1. RPGs are an inexpensive form of play-therapy, nobly circulated for little profit and much anguish among among the unwashed, the sad, the pathetic, the woeful, and the socially-inept. Role-playing games invite players to understand the motivations of fictionalized versions of themselves, and more importantly, allow an exploration of the consequences of actions in a larger framework that is less punitive than the real world.

2. RPGs inspire creativity, which is not entirely bad if the results of said creativity are never shown to anyone else, ever. The Penny Arcade guys have a great couple of essays up about their visits to 5th-grade classrooms and how giving the kids open license with their old comics and blanked-out word balloons produced word-for-word tracings, then substitutions of new words for the old ones, and gradually matured into awesome, unique creations. Are the products of most RPG-inspired creativity insipid? Perhaps... but they're steps that must be taken to progress toward the GOOD stuff. The PA guys have a saying elsewhere that haunts me more than I usually admit. It goes something like,"There are ten thousand bad drawings in your hands in front of the good drawings deeper in, so you'd better start drawing now to get rid of the bad ones as soon as you can."

3. RPGs are a highly-stylized art form, like shotgun paintings, interpretive dance, any film of feature length with no dialogue or text, and modern comic books.

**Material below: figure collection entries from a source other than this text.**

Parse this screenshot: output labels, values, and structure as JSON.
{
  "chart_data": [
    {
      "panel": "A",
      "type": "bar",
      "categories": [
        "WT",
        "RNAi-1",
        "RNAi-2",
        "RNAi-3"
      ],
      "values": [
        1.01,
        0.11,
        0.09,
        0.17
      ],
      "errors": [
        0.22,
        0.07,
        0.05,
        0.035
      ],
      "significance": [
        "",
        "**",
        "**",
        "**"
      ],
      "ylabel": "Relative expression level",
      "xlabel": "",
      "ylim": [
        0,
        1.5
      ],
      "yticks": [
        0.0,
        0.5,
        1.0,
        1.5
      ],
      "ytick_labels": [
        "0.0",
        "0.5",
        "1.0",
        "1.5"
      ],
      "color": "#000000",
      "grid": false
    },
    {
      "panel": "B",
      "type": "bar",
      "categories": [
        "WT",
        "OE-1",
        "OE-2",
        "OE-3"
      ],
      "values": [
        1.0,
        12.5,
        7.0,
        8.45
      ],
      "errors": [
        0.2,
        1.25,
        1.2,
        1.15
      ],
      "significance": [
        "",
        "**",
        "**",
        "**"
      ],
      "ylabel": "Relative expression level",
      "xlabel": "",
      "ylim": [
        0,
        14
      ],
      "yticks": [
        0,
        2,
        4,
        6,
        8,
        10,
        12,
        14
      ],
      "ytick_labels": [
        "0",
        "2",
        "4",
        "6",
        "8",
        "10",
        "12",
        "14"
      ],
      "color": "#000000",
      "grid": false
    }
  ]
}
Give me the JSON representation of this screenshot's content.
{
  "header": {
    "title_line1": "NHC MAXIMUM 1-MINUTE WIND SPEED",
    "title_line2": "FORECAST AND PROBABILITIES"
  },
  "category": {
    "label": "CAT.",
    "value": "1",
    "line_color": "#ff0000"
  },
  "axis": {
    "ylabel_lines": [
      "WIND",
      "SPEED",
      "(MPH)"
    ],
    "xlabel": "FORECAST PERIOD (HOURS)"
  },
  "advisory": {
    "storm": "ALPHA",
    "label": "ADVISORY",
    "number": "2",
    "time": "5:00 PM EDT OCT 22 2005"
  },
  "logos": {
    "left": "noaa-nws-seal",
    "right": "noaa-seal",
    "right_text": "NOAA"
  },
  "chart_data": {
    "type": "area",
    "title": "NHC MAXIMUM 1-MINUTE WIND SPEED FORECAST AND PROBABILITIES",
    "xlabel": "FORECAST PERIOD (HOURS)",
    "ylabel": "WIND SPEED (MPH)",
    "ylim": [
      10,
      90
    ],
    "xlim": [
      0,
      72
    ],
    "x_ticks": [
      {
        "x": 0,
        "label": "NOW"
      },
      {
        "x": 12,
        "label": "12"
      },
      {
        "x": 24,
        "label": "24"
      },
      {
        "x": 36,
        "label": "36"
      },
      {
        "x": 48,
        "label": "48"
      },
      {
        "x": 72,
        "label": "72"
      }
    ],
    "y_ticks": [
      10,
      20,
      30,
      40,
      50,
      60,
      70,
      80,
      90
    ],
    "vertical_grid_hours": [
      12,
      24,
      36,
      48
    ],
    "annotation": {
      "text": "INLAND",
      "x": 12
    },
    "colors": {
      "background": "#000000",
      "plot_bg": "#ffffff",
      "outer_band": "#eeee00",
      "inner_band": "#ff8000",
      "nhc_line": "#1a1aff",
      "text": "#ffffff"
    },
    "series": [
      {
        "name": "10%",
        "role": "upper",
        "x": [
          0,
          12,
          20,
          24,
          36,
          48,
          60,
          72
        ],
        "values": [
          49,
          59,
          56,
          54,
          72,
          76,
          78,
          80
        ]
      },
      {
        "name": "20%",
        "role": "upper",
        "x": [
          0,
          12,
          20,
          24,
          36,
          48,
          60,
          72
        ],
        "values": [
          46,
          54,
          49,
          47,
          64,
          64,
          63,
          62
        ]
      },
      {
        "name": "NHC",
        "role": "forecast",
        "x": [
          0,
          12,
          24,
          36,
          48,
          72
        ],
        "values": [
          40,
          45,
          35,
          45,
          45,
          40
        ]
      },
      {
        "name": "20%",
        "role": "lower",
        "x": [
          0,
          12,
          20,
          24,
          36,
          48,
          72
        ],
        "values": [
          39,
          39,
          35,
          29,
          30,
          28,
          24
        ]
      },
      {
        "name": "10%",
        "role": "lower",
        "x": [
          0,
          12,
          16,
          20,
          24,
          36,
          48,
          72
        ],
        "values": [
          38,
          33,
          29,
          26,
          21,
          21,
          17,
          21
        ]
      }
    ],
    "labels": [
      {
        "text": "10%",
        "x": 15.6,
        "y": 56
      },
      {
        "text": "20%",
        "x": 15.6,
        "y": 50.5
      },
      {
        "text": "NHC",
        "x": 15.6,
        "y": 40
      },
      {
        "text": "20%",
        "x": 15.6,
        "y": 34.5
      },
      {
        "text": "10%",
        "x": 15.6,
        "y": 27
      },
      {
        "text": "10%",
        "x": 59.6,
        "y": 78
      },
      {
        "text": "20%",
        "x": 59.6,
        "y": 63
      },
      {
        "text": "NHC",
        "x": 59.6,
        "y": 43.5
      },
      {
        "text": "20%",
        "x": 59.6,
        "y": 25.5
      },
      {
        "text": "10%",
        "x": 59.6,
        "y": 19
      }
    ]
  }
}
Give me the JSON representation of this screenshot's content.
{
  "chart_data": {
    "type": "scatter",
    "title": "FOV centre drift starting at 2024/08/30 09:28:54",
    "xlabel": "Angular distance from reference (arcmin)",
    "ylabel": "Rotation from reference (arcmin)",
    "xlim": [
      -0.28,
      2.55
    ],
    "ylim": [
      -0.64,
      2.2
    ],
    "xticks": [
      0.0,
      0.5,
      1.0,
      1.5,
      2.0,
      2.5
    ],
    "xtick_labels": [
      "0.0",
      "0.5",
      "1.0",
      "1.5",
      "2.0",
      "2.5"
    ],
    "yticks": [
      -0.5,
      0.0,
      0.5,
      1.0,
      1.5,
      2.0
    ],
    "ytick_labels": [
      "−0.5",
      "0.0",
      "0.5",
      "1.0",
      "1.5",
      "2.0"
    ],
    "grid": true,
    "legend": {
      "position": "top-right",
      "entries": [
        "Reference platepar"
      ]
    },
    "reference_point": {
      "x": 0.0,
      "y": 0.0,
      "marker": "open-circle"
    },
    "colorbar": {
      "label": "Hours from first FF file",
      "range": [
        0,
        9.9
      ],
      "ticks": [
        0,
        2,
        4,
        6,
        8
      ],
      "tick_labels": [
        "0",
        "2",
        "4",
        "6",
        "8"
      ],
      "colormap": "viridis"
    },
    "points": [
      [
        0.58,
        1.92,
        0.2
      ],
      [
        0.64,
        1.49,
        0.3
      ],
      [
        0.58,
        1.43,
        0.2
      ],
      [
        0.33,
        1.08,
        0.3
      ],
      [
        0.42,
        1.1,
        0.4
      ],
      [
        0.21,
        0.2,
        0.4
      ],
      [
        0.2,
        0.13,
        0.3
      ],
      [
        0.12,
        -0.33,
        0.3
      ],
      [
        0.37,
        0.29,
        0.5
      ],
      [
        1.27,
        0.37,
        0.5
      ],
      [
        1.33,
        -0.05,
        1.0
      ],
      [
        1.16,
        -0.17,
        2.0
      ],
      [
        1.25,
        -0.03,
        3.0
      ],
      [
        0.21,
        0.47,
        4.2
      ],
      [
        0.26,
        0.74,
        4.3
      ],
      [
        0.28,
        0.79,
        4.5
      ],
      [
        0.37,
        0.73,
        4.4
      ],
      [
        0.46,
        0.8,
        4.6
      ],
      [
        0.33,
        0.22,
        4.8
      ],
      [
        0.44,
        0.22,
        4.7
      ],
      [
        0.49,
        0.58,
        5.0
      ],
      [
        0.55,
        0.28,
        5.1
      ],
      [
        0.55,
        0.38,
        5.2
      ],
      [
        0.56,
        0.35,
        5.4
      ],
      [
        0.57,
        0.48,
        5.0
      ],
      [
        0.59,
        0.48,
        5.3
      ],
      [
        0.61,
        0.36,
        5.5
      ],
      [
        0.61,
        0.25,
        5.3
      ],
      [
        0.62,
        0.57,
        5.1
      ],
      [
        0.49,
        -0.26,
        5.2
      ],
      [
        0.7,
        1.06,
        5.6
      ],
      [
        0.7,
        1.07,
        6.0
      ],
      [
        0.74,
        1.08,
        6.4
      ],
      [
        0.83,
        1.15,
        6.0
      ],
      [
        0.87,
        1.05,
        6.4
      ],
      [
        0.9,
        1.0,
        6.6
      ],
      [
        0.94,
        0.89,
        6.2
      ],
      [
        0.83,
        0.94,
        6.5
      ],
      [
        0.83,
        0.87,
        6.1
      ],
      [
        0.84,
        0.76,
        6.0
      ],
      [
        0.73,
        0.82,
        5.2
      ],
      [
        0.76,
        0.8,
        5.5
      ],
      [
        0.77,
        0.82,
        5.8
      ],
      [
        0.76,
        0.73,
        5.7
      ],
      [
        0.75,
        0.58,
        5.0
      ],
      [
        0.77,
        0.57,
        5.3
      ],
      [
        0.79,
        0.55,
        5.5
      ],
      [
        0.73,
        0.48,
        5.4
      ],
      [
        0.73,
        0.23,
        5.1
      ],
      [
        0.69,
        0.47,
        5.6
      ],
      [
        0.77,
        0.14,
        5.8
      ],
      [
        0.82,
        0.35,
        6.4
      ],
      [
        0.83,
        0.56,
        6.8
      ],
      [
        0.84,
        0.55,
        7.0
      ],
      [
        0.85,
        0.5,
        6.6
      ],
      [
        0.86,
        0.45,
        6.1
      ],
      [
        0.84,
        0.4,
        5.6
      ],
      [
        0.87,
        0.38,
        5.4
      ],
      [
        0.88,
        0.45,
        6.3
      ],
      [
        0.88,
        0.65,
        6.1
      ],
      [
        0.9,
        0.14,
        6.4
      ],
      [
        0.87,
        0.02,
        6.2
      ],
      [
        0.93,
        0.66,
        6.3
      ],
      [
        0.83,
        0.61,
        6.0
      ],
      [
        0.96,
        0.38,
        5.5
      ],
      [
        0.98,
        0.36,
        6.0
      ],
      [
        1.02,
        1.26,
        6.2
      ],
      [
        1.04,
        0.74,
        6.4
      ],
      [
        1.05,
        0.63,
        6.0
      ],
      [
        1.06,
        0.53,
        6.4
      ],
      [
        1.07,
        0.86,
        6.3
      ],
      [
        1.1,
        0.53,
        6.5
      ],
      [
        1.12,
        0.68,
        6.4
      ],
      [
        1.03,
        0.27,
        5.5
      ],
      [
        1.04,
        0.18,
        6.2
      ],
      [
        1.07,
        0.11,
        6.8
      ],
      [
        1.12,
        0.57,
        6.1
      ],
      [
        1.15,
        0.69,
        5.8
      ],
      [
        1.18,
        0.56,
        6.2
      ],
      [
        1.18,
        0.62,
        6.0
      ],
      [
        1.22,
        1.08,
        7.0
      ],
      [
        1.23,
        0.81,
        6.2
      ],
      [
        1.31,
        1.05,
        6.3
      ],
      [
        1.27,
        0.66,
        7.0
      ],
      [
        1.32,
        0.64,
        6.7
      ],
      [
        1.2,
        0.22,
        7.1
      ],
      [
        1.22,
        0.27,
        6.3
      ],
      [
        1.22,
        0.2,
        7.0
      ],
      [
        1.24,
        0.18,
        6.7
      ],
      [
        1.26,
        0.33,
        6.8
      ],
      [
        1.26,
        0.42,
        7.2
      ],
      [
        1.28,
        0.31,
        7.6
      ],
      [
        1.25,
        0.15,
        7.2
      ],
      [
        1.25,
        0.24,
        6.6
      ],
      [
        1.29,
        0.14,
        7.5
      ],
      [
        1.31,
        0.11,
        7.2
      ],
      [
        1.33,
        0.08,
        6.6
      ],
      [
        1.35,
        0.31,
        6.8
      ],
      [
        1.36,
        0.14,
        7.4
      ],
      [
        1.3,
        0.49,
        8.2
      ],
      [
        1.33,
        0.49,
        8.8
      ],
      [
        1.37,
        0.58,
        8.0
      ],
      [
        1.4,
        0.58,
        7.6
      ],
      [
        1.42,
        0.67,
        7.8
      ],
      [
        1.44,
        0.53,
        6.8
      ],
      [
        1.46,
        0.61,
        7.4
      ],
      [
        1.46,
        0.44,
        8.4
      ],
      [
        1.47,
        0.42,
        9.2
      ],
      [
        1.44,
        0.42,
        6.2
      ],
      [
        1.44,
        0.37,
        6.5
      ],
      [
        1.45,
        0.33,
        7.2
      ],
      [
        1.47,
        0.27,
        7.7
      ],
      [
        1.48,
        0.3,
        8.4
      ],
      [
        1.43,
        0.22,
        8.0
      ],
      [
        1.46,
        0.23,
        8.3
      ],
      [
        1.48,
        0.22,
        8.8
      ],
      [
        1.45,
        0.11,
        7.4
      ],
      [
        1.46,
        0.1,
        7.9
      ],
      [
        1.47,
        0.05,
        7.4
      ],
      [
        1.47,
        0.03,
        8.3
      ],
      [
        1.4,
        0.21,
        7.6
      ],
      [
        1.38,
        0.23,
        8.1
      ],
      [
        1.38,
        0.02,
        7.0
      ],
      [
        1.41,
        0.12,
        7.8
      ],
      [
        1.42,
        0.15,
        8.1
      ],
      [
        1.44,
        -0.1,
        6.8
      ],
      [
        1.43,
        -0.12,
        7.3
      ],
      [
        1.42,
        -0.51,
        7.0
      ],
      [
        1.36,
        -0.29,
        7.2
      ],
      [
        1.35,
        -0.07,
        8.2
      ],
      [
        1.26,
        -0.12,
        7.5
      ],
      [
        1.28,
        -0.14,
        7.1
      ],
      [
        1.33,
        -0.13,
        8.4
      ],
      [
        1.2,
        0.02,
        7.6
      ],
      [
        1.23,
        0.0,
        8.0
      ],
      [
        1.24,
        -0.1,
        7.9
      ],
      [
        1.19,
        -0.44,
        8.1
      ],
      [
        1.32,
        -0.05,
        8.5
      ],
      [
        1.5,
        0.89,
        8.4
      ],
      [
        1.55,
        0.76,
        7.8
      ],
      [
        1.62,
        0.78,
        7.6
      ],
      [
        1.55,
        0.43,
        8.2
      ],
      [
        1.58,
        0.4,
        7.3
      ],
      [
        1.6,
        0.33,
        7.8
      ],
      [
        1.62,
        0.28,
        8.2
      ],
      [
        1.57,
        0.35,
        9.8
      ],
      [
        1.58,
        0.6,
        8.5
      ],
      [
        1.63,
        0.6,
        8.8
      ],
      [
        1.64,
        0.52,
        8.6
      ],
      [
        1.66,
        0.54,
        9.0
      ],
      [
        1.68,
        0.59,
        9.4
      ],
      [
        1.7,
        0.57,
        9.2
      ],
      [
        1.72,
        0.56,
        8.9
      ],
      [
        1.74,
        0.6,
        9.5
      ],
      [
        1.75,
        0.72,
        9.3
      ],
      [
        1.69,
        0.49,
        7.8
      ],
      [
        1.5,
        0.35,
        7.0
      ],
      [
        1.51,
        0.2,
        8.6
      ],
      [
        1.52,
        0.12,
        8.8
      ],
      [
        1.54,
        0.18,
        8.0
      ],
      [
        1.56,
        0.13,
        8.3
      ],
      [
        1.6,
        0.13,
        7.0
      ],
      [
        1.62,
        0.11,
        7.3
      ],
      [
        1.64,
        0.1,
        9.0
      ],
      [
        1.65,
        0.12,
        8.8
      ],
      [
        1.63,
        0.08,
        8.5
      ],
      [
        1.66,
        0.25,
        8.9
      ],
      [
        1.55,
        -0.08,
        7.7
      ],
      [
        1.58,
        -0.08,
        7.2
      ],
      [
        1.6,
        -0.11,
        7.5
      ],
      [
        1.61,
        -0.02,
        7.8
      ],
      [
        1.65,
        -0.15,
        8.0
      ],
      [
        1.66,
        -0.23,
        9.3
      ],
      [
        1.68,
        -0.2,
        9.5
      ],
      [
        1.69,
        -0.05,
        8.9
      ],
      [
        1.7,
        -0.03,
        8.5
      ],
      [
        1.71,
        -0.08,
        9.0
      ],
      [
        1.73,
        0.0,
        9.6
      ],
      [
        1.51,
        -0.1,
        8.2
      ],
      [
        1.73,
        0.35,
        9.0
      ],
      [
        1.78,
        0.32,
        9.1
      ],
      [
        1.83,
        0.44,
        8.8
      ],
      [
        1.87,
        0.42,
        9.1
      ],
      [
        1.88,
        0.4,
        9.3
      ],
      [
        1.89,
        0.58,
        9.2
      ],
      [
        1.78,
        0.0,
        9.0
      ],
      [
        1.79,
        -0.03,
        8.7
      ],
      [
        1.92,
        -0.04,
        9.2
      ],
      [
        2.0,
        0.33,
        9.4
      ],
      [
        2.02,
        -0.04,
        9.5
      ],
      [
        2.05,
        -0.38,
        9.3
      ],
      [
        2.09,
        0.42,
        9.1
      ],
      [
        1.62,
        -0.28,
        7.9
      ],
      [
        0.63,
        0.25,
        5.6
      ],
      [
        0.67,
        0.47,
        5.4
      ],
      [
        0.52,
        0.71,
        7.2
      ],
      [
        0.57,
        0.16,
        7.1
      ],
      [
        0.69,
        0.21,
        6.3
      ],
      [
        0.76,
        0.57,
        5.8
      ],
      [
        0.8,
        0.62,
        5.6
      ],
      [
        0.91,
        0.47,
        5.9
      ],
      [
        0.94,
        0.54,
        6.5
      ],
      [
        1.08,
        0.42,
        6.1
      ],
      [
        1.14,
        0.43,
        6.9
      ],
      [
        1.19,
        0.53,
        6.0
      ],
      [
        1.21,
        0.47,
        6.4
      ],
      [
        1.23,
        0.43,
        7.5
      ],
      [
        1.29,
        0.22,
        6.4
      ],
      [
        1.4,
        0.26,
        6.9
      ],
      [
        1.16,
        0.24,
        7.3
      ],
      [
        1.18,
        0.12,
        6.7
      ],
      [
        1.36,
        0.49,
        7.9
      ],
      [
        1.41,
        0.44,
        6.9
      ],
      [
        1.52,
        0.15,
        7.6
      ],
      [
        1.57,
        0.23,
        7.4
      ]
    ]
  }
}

If you're an enthusiast, you should limit your conversations about your milieu to no more than 90 seconds with non-enthusiasts. Also, no one wants to hear about your D&D character. No one, ever. Ever, ever, ever, ever, ever. Ever. Not even people with other D&D characters of their own. Watch people's faces when you talk to them.

4. Often, the anger we express towards others is anger we feel at ourselves, for whatever reason. For instance, I'm mad at myself for not yelling at the dumb, pathetic teenager who was yelling "Awwwyeah DRACOLICH GONNA OWN YOU!" and related stuff, disrupting the enjoyment of the 20+ people in the store. I should have at least shouted what Randal says sideways at Jay in the original Clerks movie, as Jay was interjecting unwanted kibitzing. I should also add here that this is the same dumb, sad pathetic dork that I've been irritated by on two previous occasions. He's also a card-bender. Again, I'm expressing misdirected anger that I feel toward both of us for not living in Canada, where he could be given anti-outburst medication at the state's expense, eh?

5. The Little Red-Haired Girl might play Vampire with you, Chuck, you sly dog, you. Again, the highly-stylized framework of interaction allows the socially-inept gamer to communicate with the opposite sex. The framework limits most forms of extra-game chatting, making it possible for even the most troglodytic gamer to chat with the female womens. Again, it's talking about basically nothing - except instead of the weather or sports, gamers are talking about powers and spells and werebears.

Anyway, the forces of Good were beaten down by the forces of Not-Quite-As-Good, due to a dual-classed werebear or something; I was deliberately trying to hear as little as possible. I was also trying to decide which of the Blue Moon extra decks I was going to buy for a mere $7, well below MSRP. Yeah, my local FLGS stocks them all, and was running a sale on them.

I picked the Aqua deck. I'll let you know how it goes, Internet.

Gamecount: Individual game sessions played for the year = 184, New game titles played for the year = 38.

* Ohhh, yeah, internet! We also played Havoc, the Hundred Years War. It's really a 6-suited poker variant, sorta. Good stuff.